The truth is, there is no simple answer to such a deceivingly simple question. In order to answer this question, in the most informed way, it's probably best to understand a little bit more about each of the lighting control systems, and that is what this blog is about.
Both CBus and Dynalite started life as Australian-made products. Both were conceived and manufactured by Australian companies. CBus is made by Clipsal, who were subsequently acquired by Schneider Electric a few years back, wheras Dynalite was made by WMGD Pty Ltd, and were acquired by Phillips some time ago.
One of the primary differences between the two systems, is that CBus uses a two-conductor bus comprised of power, with communications superimposed over the top. The CBus network voltage is 36v dc, is polarity sensitive, and runs at 4800 bps. The Dynalite bus is comprised of four-conductors, namely +12v dc, ground, and 2 communication lines Data+ and Data-, it runs at 9600bps.
Both networks use RS485 communications at the physical layer level, which is why they can each run for long distances and have very good immunity to noise, given that RS485 is based on a differential voltage system. This means that any induced noise is cancelled out at the bus transceiver within each unit during processing. Each control system has it's own recommended network cable, but essentially, they are both CAT5 twisted pair cables. The CBus pink cable is available as solid or stranded variant, and offers a pink sheath which is rated to mains voltage. The Dynalite network cable also offers a mains rated orange jacket, however, is only available as a stranded, shielded cable. Having said this, there is also a flat type cable that Phillips makes available, although, I have not seen this installed in too many places.
Groups of lights in CBus are identified as "Group Addresses" in the software and manipulated from a channel-centric perspective. This means that larger scenarios are usually comprised of long sequences of group address message broadcasts. Dynalite views it's surroundings in the way of areas and channels. Groups of lights are given channel numbers within broader areas as a way of managing the environments which it controls (preset-centric).

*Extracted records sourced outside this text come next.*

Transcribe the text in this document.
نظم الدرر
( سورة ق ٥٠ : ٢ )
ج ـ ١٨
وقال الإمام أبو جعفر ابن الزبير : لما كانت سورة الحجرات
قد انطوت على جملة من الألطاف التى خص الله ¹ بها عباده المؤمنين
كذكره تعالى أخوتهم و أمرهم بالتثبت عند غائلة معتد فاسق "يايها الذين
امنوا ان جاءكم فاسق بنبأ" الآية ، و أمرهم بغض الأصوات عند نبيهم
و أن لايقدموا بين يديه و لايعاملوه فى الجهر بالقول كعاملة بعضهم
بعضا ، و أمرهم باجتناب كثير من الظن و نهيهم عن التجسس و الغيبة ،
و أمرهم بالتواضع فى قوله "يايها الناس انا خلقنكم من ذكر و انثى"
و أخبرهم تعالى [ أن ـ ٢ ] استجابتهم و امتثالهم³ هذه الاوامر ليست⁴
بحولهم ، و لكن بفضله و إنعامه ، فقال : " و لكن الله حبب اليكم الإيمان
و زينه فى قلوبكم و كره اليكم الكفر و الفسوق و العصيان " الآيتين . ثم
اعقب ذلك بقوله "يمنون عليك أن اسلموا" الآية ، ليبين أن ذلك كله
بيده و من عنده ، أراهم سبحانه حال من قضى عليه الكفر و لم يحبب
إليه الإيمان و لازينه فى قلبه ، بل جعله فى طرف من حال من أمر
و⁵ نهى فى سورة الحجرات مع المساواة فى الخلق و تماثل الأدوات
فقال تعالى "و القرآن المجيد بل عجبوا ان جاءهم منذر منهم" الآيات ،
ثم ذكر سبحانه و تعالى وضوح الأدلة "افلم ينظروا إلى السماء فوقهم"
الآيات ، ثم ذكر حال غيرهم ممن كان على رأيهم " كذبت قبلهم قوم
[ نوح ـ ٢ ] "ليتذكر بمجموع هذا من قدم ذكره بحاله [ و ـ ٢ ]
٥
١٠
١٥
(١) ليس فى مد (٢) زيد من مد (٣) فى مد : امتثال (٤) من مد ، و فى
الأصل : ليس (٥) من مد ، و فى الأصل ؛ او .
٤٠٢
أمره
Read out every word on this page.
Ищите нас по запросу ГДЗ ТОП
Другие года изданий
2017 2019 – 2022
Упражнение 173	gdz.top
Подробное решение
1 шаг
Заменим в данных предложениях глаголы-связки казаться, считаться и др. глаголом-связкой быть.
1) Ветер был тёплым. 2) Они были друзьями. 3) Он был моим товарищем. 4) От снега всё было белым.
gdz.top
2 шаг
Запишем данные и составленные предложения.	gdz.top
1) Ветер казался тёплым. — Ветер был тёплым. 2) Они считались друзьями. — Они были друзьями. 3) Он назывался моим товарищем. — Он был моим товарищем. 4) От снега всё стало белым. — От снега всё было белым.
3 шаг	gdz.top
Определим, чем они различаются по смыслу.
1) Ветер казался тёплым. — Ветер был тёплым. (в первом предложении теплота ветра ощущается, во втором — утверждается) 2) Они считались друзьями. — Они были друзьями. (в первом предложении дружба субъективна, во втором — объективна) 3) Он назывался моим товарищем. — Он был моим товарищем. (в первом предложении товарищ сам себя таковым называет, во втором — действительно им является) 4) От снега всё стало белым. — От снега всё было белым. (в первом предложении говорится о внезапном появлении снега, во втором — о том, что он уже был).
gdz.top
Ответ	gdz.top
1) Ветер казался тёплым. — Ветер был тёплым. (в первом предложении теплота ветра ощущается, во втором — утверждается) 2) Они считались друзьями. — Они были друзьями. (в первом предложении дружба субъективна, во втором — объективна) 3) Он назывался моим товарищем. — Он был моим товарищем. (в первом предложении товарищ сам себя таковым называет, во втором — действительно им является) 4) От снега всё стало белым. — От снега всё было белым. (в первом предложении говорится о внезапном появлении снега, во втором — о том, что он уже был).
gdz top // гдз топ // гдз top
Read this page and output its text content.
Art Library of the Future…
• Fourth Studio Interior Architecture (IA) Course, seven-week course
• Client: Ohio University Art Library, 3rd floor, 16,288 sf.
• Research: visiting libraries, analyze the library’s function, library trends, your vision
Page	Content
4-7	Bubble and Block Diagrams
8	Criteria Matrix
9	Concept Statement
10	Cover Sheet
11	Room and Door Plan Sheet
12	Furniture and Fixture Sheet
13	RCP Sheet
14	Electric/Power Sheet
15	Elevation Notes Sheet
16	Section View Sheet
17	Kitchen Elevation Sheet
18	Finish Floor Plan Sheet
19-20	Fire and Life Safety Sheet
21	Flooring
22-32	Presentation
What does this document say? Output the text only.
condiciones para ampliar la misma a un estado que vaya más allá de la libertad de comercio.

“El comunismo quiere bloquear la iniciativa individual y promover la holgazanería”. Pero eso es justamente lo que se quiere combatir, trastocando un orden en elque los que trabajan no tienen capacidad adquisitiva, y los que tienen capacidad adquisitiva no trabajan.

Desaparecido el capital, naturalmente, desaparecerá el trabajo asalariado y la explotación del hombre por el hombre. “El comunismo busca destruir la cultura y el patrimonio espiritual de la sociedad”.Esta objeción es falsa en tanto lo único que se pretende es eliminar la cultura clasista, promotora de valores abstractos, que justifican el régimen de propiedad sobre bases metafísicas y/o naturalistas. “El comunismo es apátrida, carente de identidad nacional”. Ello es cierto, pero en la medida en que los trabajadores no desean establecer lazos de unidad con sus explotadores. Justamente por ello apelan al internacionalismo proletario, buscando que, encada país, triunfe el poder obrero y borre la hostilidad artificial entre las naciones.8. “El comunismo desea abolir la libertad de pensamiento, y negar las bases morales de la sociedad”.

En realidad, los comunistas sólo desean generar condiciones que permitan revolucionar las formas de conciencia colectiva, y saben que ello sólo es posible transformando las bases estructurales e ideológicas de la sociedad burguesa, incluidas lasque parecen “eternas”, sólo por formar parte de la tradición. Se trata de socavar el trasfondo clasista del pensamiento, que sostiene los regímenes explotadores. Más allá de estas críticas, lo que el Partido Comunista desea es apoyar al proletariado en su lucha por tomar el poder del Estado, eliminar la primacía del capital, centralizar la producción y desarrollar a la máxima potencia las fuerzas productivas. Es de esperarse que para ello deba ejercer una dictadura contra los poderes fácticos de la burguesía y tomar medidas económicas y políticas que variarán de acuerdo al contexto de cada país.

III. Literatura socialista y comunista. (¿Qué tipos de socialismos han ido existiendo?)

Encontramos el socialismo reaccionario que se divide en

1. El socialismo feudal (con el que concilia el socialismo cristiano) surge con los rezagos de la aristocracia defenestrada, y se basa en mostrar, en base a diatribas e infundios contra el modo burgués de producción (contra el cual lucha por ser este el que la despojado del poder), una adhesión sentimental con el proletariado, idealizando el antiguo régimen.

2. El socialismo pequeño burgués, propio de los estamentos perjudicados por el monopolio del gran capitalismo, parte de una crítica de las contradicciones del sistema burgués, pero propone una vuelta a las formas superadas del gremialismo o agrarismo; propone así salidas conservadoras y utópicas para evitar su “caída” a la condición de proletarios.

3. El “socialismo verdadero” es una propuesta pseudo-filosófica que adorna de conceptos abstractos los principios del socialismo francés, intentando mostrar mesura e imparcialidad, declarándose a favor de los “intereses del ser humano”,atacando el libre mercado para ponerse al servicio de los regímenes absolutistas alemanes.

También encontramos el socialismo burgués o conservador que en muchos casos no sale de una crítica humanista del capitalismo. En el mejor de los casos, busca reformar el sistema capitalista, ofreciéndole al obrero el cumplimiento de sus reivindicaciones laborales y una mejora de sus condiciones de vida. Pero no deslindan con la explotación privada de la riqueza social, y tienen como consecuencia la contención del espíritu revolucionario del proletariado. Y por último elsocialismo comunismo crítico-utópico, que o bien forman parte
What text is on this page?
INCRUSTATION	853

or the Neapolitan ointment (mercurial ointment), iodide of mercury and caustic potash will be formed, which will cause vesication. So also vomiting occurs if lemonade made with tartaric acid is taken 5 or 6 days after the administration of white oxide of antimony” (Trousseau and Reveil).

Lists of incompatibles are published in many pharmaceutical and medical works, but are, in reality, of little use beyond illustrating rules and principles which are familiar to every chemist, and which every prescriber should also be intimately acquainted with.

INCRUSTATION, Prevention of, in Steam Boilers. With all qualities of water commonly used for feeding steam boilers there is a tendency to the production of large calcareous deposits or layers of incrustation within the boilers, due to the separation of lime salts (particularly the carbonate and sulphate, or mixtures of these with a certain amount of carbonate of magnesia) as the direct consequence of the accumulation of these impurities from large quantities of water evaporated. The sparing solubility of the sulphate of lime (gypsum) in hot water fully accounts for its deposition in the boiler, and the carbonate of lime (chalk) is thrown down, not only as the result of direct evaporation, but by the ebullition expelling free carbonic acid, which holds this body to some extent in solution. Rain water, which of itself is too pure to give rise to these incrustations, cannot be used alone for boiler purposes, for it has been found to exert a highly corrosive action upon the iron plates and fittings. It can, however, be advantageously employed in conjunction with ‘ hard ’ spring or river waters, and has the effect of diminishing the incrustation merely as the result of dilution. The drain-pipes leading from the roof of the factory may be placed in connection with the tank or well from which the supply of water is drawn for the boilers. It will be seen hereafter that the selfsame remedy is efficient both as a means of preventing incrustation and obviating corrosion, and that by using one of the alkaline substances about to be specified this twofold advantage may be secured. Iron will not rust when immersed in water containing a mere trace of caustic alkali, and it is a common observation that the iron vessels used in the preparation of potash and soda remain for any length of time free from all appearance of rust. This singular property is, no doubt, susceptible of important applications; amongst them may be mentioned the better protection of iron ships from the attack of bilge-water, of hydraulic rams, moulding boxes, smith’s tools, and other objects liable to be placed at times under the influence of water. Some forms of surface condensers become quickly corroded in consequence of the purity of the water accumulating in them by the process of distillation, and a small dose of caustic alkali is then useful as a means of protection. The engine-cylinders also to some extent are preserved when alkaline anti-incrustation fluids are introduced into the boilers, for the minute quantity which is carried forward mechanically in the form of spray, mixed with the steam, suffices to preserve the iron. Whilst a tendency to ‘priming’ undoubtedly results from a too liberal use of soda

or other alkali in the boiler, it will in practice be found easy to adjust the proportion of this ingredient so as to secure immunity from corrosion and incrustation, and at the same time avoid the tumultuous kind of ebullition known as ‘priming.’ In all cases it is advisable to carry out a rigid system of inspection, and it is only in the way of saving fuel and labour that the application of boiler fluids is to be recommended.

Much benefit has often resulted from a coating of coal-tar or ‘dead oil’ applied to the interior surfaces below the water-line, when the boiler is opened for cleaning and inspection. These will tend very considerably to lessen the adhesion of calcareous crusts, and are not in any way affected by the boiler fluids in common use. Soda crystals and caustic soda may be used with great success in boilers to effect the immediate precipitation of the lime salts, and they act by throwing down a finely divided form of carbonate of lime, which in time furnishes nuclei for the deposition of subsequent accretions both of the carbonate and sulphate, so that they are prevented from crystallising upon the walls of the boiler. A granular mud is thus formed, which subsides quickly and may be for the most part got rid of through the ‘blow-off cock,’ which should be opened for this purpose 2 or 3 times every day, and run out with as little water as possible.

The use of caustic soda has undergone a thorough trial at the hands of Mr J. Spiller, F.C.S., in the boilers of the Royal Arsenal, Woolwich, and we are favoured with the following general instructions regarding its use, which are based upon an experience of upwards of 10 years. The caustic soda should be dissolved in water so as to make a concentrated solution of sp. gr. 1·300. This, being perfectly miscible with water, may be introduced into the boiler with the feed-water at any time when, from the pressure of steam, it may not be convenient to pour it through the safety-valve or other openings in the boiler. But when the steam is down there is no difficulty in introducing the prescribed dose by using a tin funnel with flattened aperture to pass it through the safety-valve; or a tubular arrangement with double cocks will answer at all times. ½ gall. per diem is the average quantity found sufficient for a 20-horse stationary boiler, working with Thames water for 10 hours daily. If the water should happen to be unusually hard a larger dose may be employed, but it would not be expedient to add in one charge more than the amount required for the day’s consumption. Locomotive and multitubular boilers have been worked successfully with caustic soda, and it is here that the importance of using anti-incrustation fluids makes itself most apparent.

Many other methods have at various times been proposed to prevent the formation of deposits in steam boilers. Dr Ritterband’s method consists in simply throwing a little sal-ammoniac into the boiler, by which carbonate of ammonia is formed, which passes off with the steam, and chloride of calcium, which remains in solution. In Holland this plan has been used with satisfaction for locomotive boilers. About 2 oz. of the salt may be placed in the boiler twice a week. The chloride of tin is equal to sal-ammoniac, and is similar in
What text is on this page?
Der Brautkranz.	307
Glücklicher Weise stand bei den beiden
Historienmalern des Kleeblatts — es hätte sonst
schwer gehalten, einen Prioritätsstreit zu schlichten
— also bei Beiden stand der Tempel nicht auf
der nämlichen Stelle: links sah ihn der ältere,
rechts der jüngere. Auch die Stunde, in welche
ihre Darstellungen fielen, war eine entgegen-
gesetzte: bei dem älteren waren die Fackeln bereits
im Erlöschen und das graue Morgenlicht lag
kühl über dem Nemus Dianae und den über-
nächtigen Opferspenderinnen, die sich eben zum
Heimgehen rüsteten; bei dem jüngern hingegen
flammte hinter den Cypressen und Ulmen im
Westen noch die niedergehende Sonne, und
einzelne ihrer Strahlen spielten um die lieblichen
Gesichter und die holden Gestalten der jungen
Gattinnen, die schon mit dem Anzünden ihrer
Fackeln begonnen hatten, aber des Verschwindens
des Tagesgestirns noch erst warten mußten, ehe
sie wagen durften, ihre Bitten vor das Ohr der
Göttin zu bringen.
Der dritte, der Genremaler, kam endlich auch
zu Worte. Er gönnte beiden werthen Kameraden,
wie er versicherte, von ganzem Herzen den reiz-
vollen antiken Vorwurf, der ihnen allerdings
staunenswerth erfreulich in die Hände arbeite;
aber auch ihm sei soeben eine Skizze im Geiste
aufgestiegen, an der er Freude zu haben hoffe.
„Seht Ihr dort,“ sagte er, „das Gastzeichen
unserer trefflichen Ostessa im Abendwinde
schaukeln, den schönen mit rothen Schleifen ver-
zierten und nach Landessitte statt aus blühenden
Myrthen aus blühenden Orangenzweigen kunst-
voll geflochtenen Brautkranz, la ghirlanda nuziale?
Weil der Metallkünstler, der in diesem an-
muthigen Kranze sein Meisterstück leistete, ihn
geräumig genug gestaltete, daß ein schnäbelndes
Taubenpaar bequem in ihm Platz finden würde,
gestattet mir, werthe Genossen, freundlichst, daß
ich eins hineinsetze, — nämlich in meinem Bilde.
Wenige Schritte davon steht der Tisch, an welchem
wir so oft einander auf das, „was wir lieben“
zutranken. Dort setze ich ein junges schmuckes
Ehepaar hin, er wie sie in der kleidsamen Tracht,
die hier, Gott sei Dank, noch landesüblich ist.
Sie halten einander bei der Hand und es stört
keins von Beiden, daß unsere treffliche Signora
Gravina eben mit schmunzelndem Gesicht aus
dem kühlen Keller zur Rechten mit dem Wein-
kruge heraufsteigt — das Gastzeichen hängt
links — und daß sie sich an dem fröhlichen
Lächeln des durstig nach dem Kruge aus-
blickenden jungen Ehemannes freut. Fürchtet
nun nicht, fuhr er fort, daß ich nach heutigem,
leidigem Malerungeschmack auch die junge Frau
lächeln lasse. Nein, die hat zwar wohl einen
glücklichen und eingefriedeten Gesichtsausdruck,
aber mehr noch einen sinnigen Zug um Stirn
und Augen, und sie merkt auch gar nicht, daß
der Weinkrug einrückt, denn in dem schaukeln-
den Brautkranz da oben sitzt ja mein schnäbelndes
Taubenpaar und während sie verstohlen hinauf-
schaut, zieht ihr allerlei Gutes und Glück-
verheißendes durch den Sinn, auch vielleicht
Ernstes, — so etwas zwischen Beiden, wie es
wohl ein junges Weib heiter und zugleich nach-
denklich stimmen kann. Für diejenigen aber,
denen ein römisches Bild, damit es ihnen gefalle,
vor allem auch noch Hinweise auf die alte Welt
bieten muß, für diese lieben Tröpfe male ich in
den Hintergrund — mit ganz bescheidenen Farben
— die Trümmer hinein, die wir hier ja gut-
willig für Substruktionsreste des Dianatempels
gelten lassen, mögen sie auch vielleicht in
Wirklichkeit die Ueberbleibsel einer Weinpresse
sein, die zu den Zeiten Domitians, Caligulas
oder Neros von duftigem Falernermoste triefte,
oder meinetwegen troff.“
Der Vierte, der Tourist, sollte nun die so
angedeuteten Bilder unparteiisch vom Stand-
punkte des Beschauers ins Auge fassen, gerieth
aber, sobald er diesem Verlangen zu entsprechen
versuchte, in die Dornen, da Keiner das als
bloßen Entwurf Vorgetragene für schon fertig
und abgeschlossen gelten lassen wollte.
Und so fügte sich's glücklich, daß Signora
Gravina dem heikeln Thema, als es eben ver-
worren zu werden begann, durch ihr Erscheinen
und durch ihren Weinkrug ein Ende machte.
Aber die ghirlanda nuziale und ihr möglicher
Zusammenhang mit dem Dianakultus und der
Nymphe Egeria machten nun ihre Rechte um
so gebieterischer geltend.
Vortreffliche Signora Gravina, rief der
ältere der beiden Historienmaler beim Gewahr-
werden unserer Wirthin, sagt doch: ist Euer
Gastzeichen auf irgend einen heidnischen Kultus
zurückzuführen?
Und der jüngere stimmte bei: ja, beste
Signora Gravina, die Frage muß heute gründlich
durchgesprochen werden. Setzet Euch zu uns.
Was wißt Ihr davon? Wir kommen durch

There are arguments for and against each methodology as each has it's pros and cons. A major difference between the two systems is that the CBus communications, such as "group level messages", provide inherent feedback on the buttons that control them, whereas Dynalite messages tend to be broadcast only. My understanding of this is to minimise network traffic for the larger systems that Dynalite was originally designed to control, hence, the one-way communication when controlling. Naturally any configuration change from applications software, involves a two-way network message acknowledgement to ensure download integrity.
So now that you understand a little bit of the inner workings of each system, both systems can handle large and small projects competently. I personally love how easy it is to program complicated logic in CBus using its higher level programming language PASCAL. Although Pascal is quite dated, it does provide a "near English" library of commands that help one achieve virtually any customer request. Dynalite also offers very powerful programming capability, albeit at a far lower machine language level, allowing the programmer to get into the finest of details down to the behaviour of a status indicator on a switch.
As Lighting Control Specialists, we love both systems and would happily use either on the right project. Both systems have highly desirable user interfaces, like switches and touch screens, as well as apps.
To work out which system would be best to use in your application, it's probably a discussion we would need to have in person after considering size, customer preference and budget.